La plante n'est par un objet, présent à un moment donné, mais un «événement, un processus» qui se déroule dans le temps et dans un contexte précis (son milieu). On se rapproche plus d'un morceau de musique, en effet la musique ne peut être perçue qu'au fil du temps ; une note ou l'ensemble des notes écoutées en un instant ne donne aucune idée de la mélodie.

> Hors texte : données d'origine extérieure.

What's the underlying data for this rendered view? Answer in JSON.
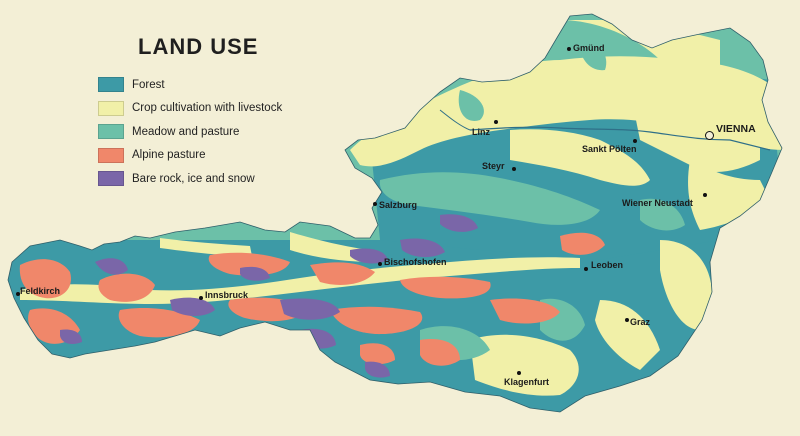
{
  "map": {
    "title": "LAND USE",
    "legend": [
      {
        "label": "Forest",
        "color": "#3d9aa6"
      },
      {
        "label": "Crop cultivation with livestock",
        "color": "#f1f0a8"
      },
      {
        "label": "Meadow and pasture",
        "color": "#6cc0a8"
      },
      {
        "label": "Alpine pasture",
        "color": "#f0876a"
      },
      {
        "label": "Bare rock, ice and snow",
        "color": "#7a66a8"
      }
    ],
    "cities": {
      "gmund": "Gmünd",
      "vienna": "VIENNA",
      "linz": "Linz",
      "sankt_polten": "Sankt Pölten",
      "steyr": "Steyr",
      "salzburg": "Salzburg",
      "wiener_neustadt": "Wiener Neustadt",
      "bischofshofen": "Bischofshofen",
      "leoben": "Leoben",
      "feldkirch": "Feldkirch",
      "innsbruck": "Innsbruck",
      "graz": "Graz",
      "klagenfurt": "Klagenfurt"
    }
  }
}
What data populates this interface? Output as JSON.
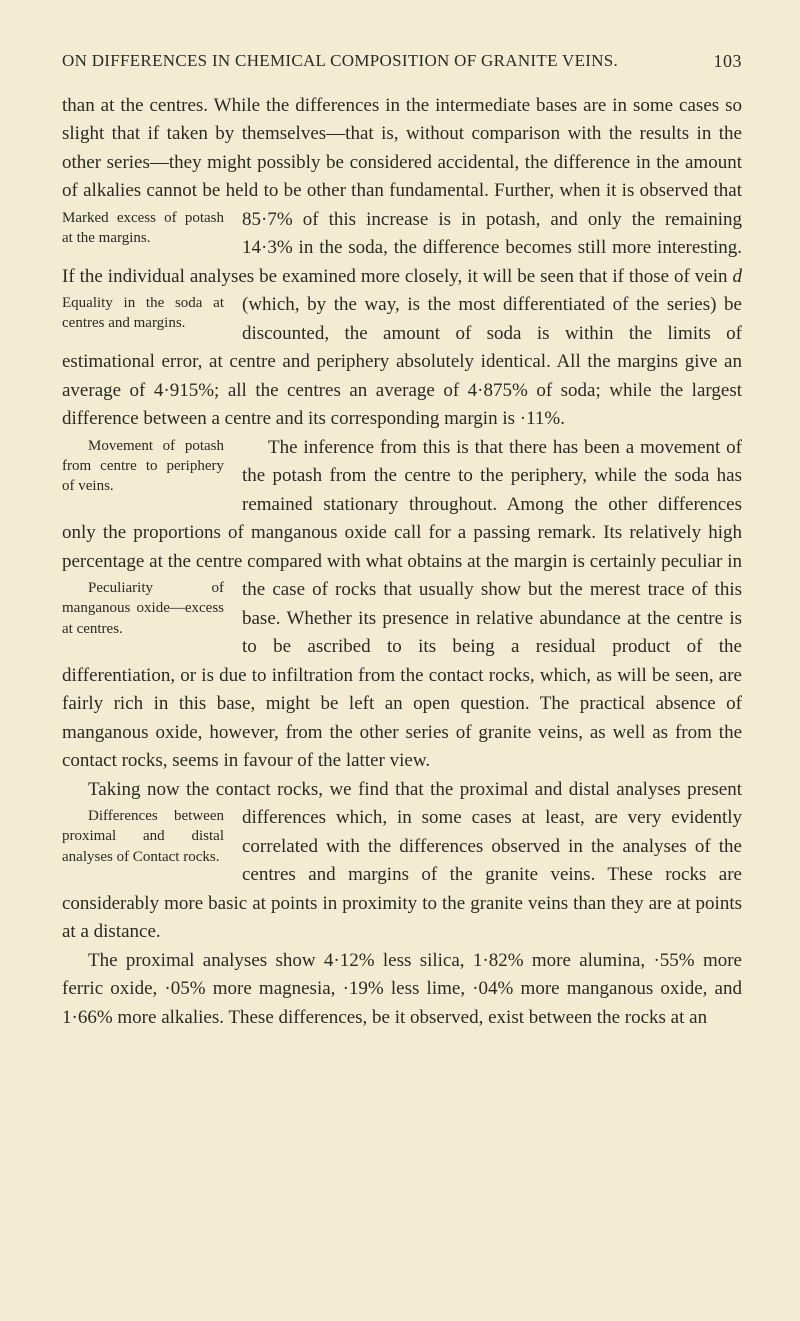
{
  "header": {
    "running_head": "ON DIFFERENCES IN CHEMICAL COMPOSITION OF GRANITE VEINS.",
    "page_number": "103"
  },
  "marginals": {
    "m1": "Marked excess of potash at the margins.",
    "m2": "Equality in the soda at centres and margins.",
    "m3": "Movement of potash from centre to periphery of veins.",
    "m4": "Peculiarity of manganous oxide—excess at centres.",
    "m5": "Differences between proximal and distal analyses of Contact rocks."
  },
  "text": {
    "p1a": "than at the centres. While the differences in the intermediate bases are in some cases so slight that if taken by themselves—that is, without comparison with the results in the other series—they might possibly be considered accidental, the difference in the amount of alkalies cannot be held to be other than funda­mental. Further, when it is observed that 85·7% of this ",
    "p1b": "increase is in potash, and only the remaining 14·3% in the soda, the difference becomes still more interesting. If the individual ",
    "p1c": "analyses be examined more closely, it will be seen that if those of vein ",
    "p1c_i": "d",
    "p1c2": " (which, by the way, is the most differentiated of the ",
    "p1d": "series) be discounted, the amount of soda is within the limits of estimational error, at centre and periphery absolutely identical. ",
    "p1e": "All the margins give an average of 4·915%; all the centres an average of 4·875% of soda; while the largest difference between a centre and its corresponding margin is ·11%.",
    "p2a": "The inference from this is that there has been a movement of ",
    "p2b": "the potash from the centre to the periphery, while the soda has remained stationary throughout. Among the other differences only the proportions of manganous oxide ",
    "p2c": "call for a passing remark. Its relatively high percentage at the centre compared with what obtains at the margin is ",
    "p2d": "certainly peculiar in the case of rocks that usually show but the merest trace of this base. Whether its presence in relative ",
    "p2e": "abundance at the centre is to be ascribed to its being a residual product of the differentiation, or is due to infiltration from the contact rocks, which, as will be seen, are fairly rich in this base, might be left an open question. The practical absence of manganous oxide, however, from the other series of granite veins, as well as from the contact rocks, seems in favour of the latter view.",
    "p3a": "Taking now the contact rocks, we find that the proximal and distal analyses present differences which, in some cases at least, ",
    "p3b": "are very evidently correlated with the differ­ences observed in the analyses of the centres and margins of the granite veins. These rocks are considerably more basic at points ",
    "p3c": "in proximity to the granite veins than they are at points at a distance.",
    "p4": "The proximal analyses show 4·12% less silica, 1·82% more alumina, ·55% more ferric oxide, ·05% more magnesia, ·19% less lime, ·04% more manganous oxide, and 1·66% more alkalies. These differences, be it observed, exist between the rocks at an"
  }
}
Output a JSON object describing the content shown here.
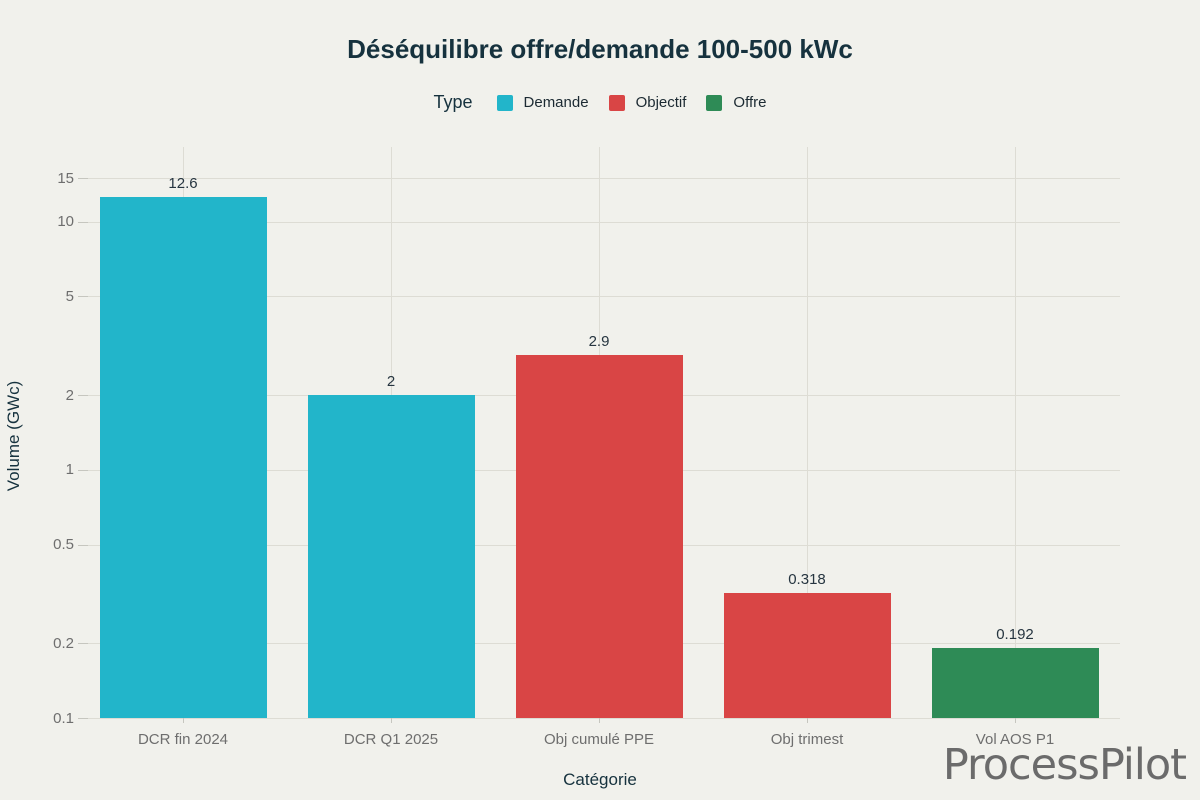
{
  "title": "Déséquilibre offre/demande 100-500 kWc",
  "legend": {
    "title": "Type",
    "items": [
      {
        "label": "Demande",
        "color": "#22b5ca"
      },
      {
        "label": "Objectif",
        "color": "#d94545"
      },
      {
        "label": "Offre",
        "color": "#2e8b56"
      }
    ]
  },
  "chart_data": {
    "type": "bar",
    "title": "Déséquilibre offre/demande 100-500 kWc",
    "xlabel": "Catégorie",
    "ylabel": "Volume (GWc)",
    "categories": [
      "DCR fin 2024",
      "DCR Q1 2025",
      "Obj cumulé PPE",
      "Obj trimest",
      "Vol AOS P1"
    ],
    "values": [
      12.6,
      2,
      2.9,
      0.318,
      0.192
    ],
    "value_labels": [
      "12.6",
      "2",
      "2.9",
      "0.318",
      "0.192"
    ],
    "series": [
      {
        "name": "Demande",
        "color": "#22b5ca",
        "categories": [
          "DCR fin 2024",
          "DCR Q1 2025"
        ],
        "values": [
          12.6,
          2
        ]
      },
      {
        "name": "Objectif",
        "color": "#d94545",
        "categories": [
          "Obj cumulé PPE",
          "Obj trimest"
        ],
        "values": [
          2.9,
          0.318
        ]
      },
      {
        "name": "Offre",
        "color": "#2e8b56",
        "categories": [
          "Vol AOS P1"
        ],
        "values": [
          0.192
        ]
      }
    ],
    "bar_types": [
      "Demande",
      "Demande",
      "Objectif",
      "Objectif",
      "Offre"
    ],
    "bar_colors": [
      "#22b5ca",
      "#22b5ca",
      "#d94545",
      "#d94545",
      "#2e8b56"
    ],
    "yscale": "log",
    "ylim": [
      0.1,
      20
    ],
    "yticks": [
      0.1,
      0.2,
      0.5,
      1,
      2,
      5,
      10,
      15
    ],
    "ytick_labels": [
      "0.1",
      "0.2",
      "0.5",
      "1",
      "2",
      "5",
      "10",
      "15"
    ],
    "grid": true,
    "legend_position": "top"
  },
  "watermark": "ProcessPilot",
  "colors": {
    "background": "#f1f1ec",
    "title_text": "#16323e",
    "tick_text": "#6e6e6e",
    "value_label_text": "#263540",
    "gridline": "#dddcd4",
    "demande": "#22b5ca",
    "objectif": "#d94545",
    "offre": "#2e8b56",
    "watermark_text": "#6b6b6b"
  }
}
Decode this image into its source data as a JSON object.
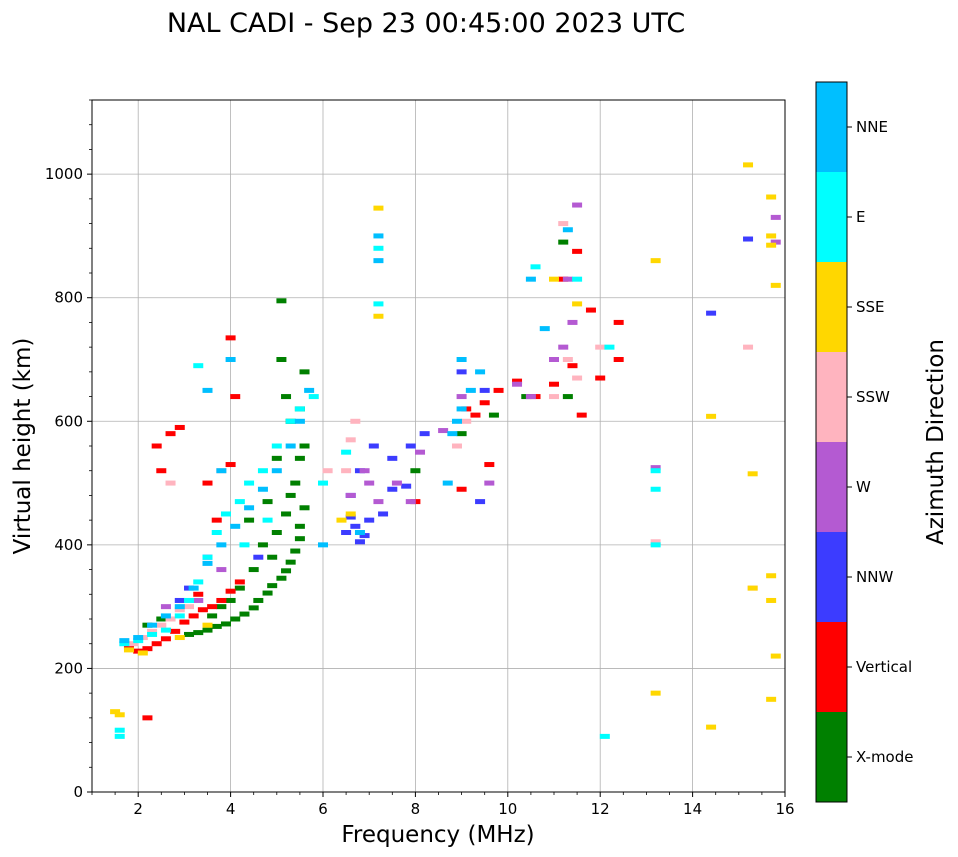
{
  "chart_data": {
    "type": "scatter",
    "title": "NAL CADI - Sep 23 00:45:00 2023 UTC",
    "xlabel": "Frequency (MHz)",
    "ylabel": "Virtual height (km)",
    "xlim": [
      1,
      16
    ],
    "ylim": [
      0,
      1120
    ],
    "xticks": [
      2,
      4,
      6,
      8,
      10,
      12,
      14,
      16
    ],
    "yticks": [
      0,
      200,
      400,
      600,
      800,
      1000
    ],
    "grid": true,
    "colorbar": {
      "label": "Azimuth Direction",
      "categories": [
        "X-mode",
        "Vertical",
        "NNW",
        "W",
        "SSW",
        "SSE",
        "E",
        "NNE"
      ],
      "colors": [
        "#008000",
        "#ff0000",
        "#3c3cff",
        "#b45ad2",
        "#ffb4bf",
        "#ffd700",
        "#00ffff",
        "#00bfff"
      ]
    },
    "series": [
      {
        "name": "X-mode",
        "points": [
          [
            3.1,
            255
          ],
          [
            3.3,
            258
          ],
          [
            3.5,
            262
          ],
          [
            3.7,
            268
          ],
          [
            3.9,
            272
          ],
          [
            4.1,
            280
          ],
          [
            4.3,
            288
          ],
          [
            4.5,
            298
          ],
          [
            4.6,
            310
          ],
          [
            4.8,
            322
          ],
          [
            4.9,
            334
          ],
          [
            5.1,
            346
          ],
          [
            5.2,
            358
          ],
          [
            5.3,
            372
          ],
          [
            5.4,
            390
          ],
          [
            5.5,
            410
          ],
          [
            5.5,
            430
          ],
          [
            5.6,
            460
          ],
          [
            4.9,
            380
          ],
          [
            5.0,
            420
          ],
          [
            5.2,
            450
          ],
          [
            5.3,
            480
          ],
          [
            5.4,
            500
          ],
          [
            5.5,
            540
          ],
          [
            5.6,
            560
          ],
          [
            5.3,
            600
          ],
          [
            5.2,
            640
          ],
          [
            5.6,
            680
          ],
          [
            5.1,
            700
          ],
          [
            5.1,
            795
          ],
          [
            4.5,
            360
          ],
          [
            4.2,
            330
          ],
          [
            4.0,
            310
          ],
          [
            3.8,
            300
          ],
          [
            3.6,
            285
          ],
          [
            4.7,
            400
          ],
          [
            5.0,
            540
          ],
          [
            4.4,
            440
          ],
          [
            8.0,
            520
          ],
          [
            9.0,
            580
          ],
          [
            9.7,
            610
          ],
          [
            10.4,
            640
          ],
          [
            11.3,
            640
          ],
          [
            11.2,
            890
          ],
          [
            2.2,
            270
          ],
          [
            2.5,
            280
          ],
          [
            5.5,
            620
          ],
          [
            4.8,
            470
          ]
        ]
      },
      {
        "name": "Vertical",
        "points": [
          [
            1.8,
            235
          ],
          [
            2.0,
            228
          ],
          [
            2.2,
            232
          ],
          [
            2.4,
            240
          ],
          [
            2.6,
            248
          ],
          [
            2.8,
            260
          ],
          [
            3.0,
            275
          ],
          [
            3.2,
            285
          ],
          [
            3.4,
            295
          ],
          [
            3.6,
            300
          ],
          [
            3.8,
            310
          ],
          [
            4.0,
            325
          ],
          [
            4.2,
            340
          ],
          [
            2.2,
            120
          ],
          [
            2.5,
            520
          ],
          [
            2.7,
            580
          ],
          [
            2.9,
            590
          ],
          [
            4.0,
            530
          ],
          [
            4.1,
            640
          ],
          [
            4.0,
            735
          ],
          [
            9.1,
            620
          ],
          [
            9.3,
            610
          ],
          [
            9.5,
            630
          ],
          [
            9.8,
            650
          ],
          [
            10.2,
            665
          ],
          [
            10.6,
            640
          ],
          [
            11.0,
            660
          ],
          [
            11.4,
            690
          ],
          [
            11.6,
            610
          ],
          [
            11.8,
            780
          ],
          [
            12.0,
            670
          ],
          [
            12.4,
            760
          ],
          [
            12.4,
            700
          ],
          [
            11.5,
            875
          ],
          [
            11.2,
            830
          ],
          [
            9.0,
            490
          ],
          [
            9.6,
            530
          ],
          [
            8.0,
            470
          ],
          [
            3.5,
            500
          ],
          [
            3.7,
            440
          ],
          [
            3.3,
            320
          ],
          [
            2.4,
            560
          ]
        ]
      },
      {
        "name": "NNW",
        "points": [
          [
            6.5,
            420
          ],
          [
            6.7,
            430
          ],
          [
            6.8,
            405
          ],
          [
            6.9,
            415
          ],
          [
            6.6,
            445
          ],
          [
            7.0,
            440
          ],
          [
            7.3,
            450
          ],
          [
            7.5,
            490
          ],
          [
            7.8,
            495
          ],
          [
            7.9,
            560
          ],
          [
            6.6,
            480
          ],
          [
            6.8,
            520
          ],
          [
            7.1,
            560
          ],
          [
            7.5,
            540
          ],
          [
            8.2,
            580
          ],
          [
            9.0,
            680
          ],
          [
            9.5,
            650
          ],
          [
            14.4,
            775
          ],
          [
            15.2,
            895
          ],
          [
            3.1,
            330
          ],
          [
            2.9,
            310
          ],
          [
            3.5,
            380
          ],
          [
            4.6,
            380
          ],
          [
            9.4,
            470
          ]
        ]
      },
      {
        "name": "W",
        "points": [
          [
            6.9,
            520
          ],
          [
            7.0,
            500
          ],
          [
            7.2,
            470
          ],
          [
            7.6,
            500
          ],
          [
            7.9,
            470
          ],
          [
            8.1,
            550
          ],
          [
            8.6,
            585
          ],
          [
            9.0,
            640
          ],
          [
            9.6,
            500
          ],
          [
            10.2,
            660
          ],
          [
            10.5,
            640
          ],
          [
            11.0,
            700
          ],
          [
            11.2,
            720
          ],
          [
            11.4,
            760
          ],
          [
            11.5,
            950
          ],
          [
            11.3,
            830
          ],
          [
            6.6,
            480
          ],
          [
            2.6,
            300
          ],
          [
            3.3,
            310
          ],
          [
            3.8,
            360
          ],
          [
            13.2,
            525
          ],
          [
            15.8,
            930
          ],
          [
            15.8,
            890
          ]
        ]
      },
      {
        "name": "SSW",
        "points": [
          [
            1.9,
            240
          ],
          [
            2.1,
            250
          ],
          [
            2.3,
            260
          ],
          [
            2.5,
            270
          ],
          [
            2.7,
            280
          ],
          [
            2.9,
            295
          ],
          [
            3.1,
            300
          ],
          [
            6.1,
            520
          ],
          [
            6.5,
            520
          ],
          [
            6.6,
            570
          ],
          [
            6.7,
            600
          ],
          [
            8.9,
            560
          ],
          [
            9.1,
            600
          ],
          [
            11.0,
            640
          ],
          [
            11.2,
            920
          ],
          [
            11.5,
            670
          ],
          [
            11.3,
            700
          ],
          [
            12.0,
            720
          ],
          [
            13.2,
            405
          ],
          [
            15.2,
            720
          ],
          [
            15.3,
            330
          ],
          [
            2.7,
            500
          ],
          [
            3.8,
            520
          ]
        ]
      },
      {
        "name": "SSE",
        "points": [
          [
            1.5,
            130
          ],
          [
            1.6,
            125
          ],
          [
            1.8,
            230
          ],
          [
            2.1,
            225
          ],
          [
            6.4,
            440
          ],
          [
            6.6,
            450
          ],
          [
            7.2,
            945
          ],
          [
            7.2,
            770
          ],
          [
            11.5,
            790
          ],
          [
            11.0,
            830
          ],
          [
            13.2,
            860
          ],
          [
            14.4,
            608
          ],
          [
            15.2,
            1015
          ],
          [
            15.7,
            963
          ],
          [
            15.7,
            900
          ],
          [
            15.7,
            885
          ],
          [
            15.8,
            820
          ],
          [
            15.3,
            515
          ],
          [
            15.7,
            350
          ],
          [
            15.7,
            310
          ],
          [
            15.8,
            220
          ],
          [
            15.7,
            150
          ],
          [
            13.2,
            160
          ],
          [
            14.4,
            105
          ],
          [
            15.3,
            330
          ],
          [
            3.5,
            270
          ],
          [
            2.9,
            250
          ]
        ]
      },
      {
        "name": "E",
        "points": [
          [
            1.6,
            90
          ],
          [
            1.6,
            100
          ],
          [
            1.7,
            240
          ],
          [
            2.0,
            245
          ],
          [
            2.3,
            255
          ],
          [
            2.6,
            262
          ],
          [
            2.9,
            285
          ],
          [
            3.1,
            310
          ],
          [
            3.3,
            340
          ],
          [
            3.5,
            380
          ],
          [
            3.7,
            420
          ],
          [
            3.9,
            450
          ],
          [
            4.2,
            470
          ],
          [
            4.4,
            500
          ],
          [
            4.7,
            520
          ],
          [
            5.0,
            560
          ],
          [
            5.3,
            600
          ],
          [
            5.5,
            620
          ],
          [
            5.8,
            640
          ],
          [
            6.0,
            500
          ],
          [
            6.5,
            550
          ],
          [
            7.2,
            880
          ],
          [
            7.2,
            790
          ],
          [
            10.6,
            850
          ],
          [
            11.5,
            830
          ],
          [
            12.1,
            90
          ],
          [
            12.2,
            720
          ],
          [
            13.2,
            520
          ],
          [
            13.2,
            490
          ],
          [
            13.2,
            400
          ],
          [
            4.8,
            440
          ],
          [
            4.3,
            400
          ],
          [
            3.3,
            690
          ]
        ]
      },
      {
        "name": "NNE",
        "points": [
          [
            1.7,
            245
          ],
          [
            2.0,
            250
          ],
          [
            2.3,
            270
          ],
          [
            2.6,
            285
          ],
          [
            2.9,
            300
          ],
          [
            3.2,
            330
          ],
          [
            3.5,
            370
          ],
          [
            3.8,
            400
          ],
          [
            4.1,
            430
          ],
          [
            4.4,
            460
          ],
          [
            4.7,
            490
          ],
          [
            5.0,
            520
          ],
          [
            5.3,
            560
          ],
          [
            5.5,
            600
          ],
          [
            5.7,
            650
          ],
          [
            6.0,
            400
          ],
          [
            6.8,
            420
          ],
          [
            7.2,
            900
          ],
          [
            7.2,
            860
          ],
          [
            8.8,
            580
          ],
          [
            8.9,
            600
          ],
          [
            9.0,
            620
          ],
          [
            9.2,
            650
          ],
          [
            9.0,
            700
          ],
          [
            9.4,
            680
          ],
          [
            10.5,
            830
          ],
          [
            10.8,
            750
          ],
          [
            11.3,
            910
          ],
          [
            8.7,
            500
          ],
          [
            3.8,
            520
          ],
          [
            4.0,
            700
          ],
          [
            3.5,
            650
          ]
        ]
      }
    ]
  }
}
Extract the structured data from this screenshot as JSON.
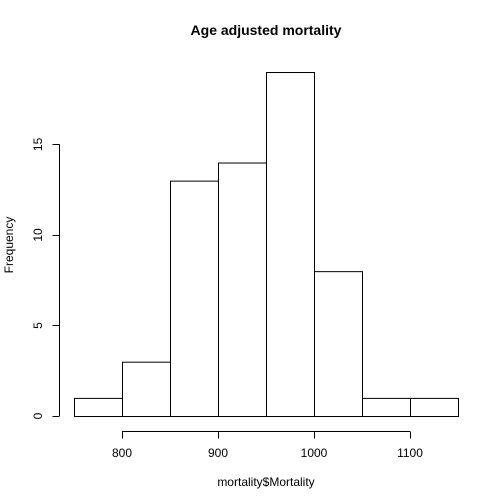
{
  "chart_data": {
    "type": "bar",
    "title": "Age adjusted mortality",
    "xlabel": "mortality$Mortality",
    "ylabel": "Frequency",
    "bin_edges": [
      750,
      800,
      850,
      900,
      950,
      1000,
      1050,
      1100,
      1150
    ],
    "values": [
      1,
      3,
      13,
      14,
      19,
      8,
      1,
      1
    ],
    "x_ticks": [
      800,
      900,
      1000,
      1100
    ],
    "y_ticks": [
      0,
      5,
      10,
      15
    ],
    "xlim": [
      750,
      1150
    ],
    "ylim": [
      0,
      19
    ],
    "grid": false,
    "colors": {
      "bar_fill": "#ffffff",
      "bar_stroke": "#000000"
    }
  }
}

En guise de conclusion cette très belle citation d’A. Portmann, grand biologiste suisse: "tout ce qui est visible est la manifestation d’une signification ; la nature entière est image, langage, hiéroglyphe coloré. Cependant, nous ne sommes ni préparés, ni habitués à l’observer vraiment, malgré le haut développement de nos sciences naturelles. Pour le lire, il faut innocence et simplicité."

Jean-Michel Florin

Notes bibliographiques:

1) Seamon David and Zajonc Arthur: Goethe’s way of science. A phenomenology of nature. State University of New York Press.
2) Bortoft Henry: La démarche scientifique de Goethe. Éditions Triades.
3) Bockemühl J.: Éveil au paysage (Erwachen an der Landschaft).
4) Goethe: Métamorphose des plantes. Éditions Triades.
5) Steiner R.: Une théorie de la connaissance chez Goethe. Éditions Anthroposophiques Romandes.
6) Biodynamis Hors-série N° 5 mars 2003: Observer le vivant. Éditions Mouvement de Culture Bio-Dynamique.